June 2, 2008 - The ethics committee of the Centro Cardiologico Monzino (CCM-University of Milan), Milan, Italy, has approved the planned randomized clinical trial to evaluate the use of RenalGuard in the prevention of contrast-induced nephropathy (CIN) in high-risk patients undergoing catheterization procedures at its institution.
The investigators for the trial are Antonio L. Bartorelli, M.D., Director, Interventional cardiology, CCM, and professor of cardiology, University of Milan, and Giancarlo Marenzi, M.D., chief, Intensive Cardiac Care Unit, CCM, who are two of the world's leading experts in the prevention of CIN.
The trial is designed as a prospective, open, randomized trial to provide an assessment of the potential benefits of induced diuresis with matched hydration therapy, compared to standard overnight hydration, in the prevention of CIN in patients undergoing cardiac catheterization procedures and percutaneous coronary interventions with baseline impairment in renal function. The CIN-prevention therapy of induced diuresis and matched hydration therapy will be provided using RenalGuard.

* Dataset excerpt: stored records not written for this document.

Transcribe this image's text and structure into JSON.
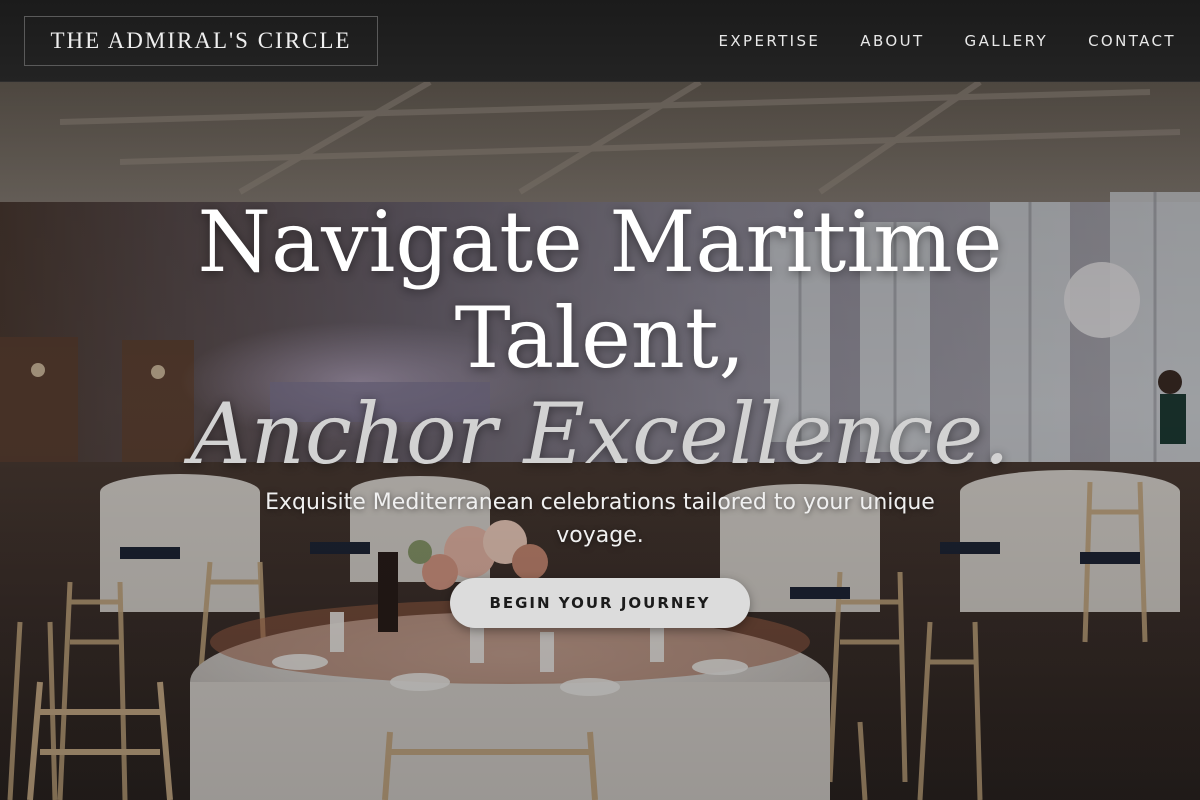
{
  "brand": {
    "logo_text": "THE ADMIRAL'S CIRCLE"
  },
  "nav": {
    "items": [
      {
        "label": "EXPERTISE"
      },
      {
        "label": "ABOUT"
      },
      {
        "label": "GALLERY"
      },
      {
        "label": "CONTACT"
      }
    ]
  },
  "hero": {
    "title_line1": "Navigate Maritime",
    "title_line2": "Talent,",
    "title_accent": "Anchor Excellence.",
    "subtitle": "Exquisite Mediterranean celebrations tailored to your unique voyage.",
    "cta_label": "BEGIN YOUR JOURNEY",
    "background_image": "banquet-hall-photo"
  },
  "colors": {
    "header_bg": "#1f1f1f",
    "cta_bg": "#dcdcdc",
    "text_primary": "#ffffff",
    "accent_text": "#d2d2d2"
  }
}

"Contrast-Induced Nephropathy is a risky complication resulting from the use of contrast media for coronary and peripheral vascular diagnostic and interventional procedures in at-risk patients," stated Dr. Bartorelli. "Previous studies at our institution have demonstrated the benefit of hemofiltration in preventing CIN in patients with chronic renal failure. Our objective with this study is to assess the potential benefits of induced diuresis with matched hydration therapy compared to standard overnight hydration for the prevention of CIN."
Dr. Marenzi added, "CIN is a major life-threatening issue for at-risk patients undergoing imaging procedures since it can result in longer hospital stays and higher mortality rates. A cost-effective, easy-to-use preventive measure could save lives and reduce costs."
RenalGuard is based on existing study data that suggests that initiating and maintaining high urine output during imaging procedures allows the body to rapidly eliminate toxins in contrast media, reducing their harmful effect. RenalGuard is a fully-automated, real-time matched fluid replacement device intended for interventional cardiology and radiology patients undergoing imaging procedures using contrast media.
In the U.S., PLC recently completed a pilot safety study of RenalGuard. Based upon the positive safety data collected in the pilot study and discussions with FDA, PLC stopped enrolling new patients in the pilot study and has received FDA conditional approval to commence a U.S. pivotal trial to study the effectiveness of its RenalGuard in the prevention of CIN.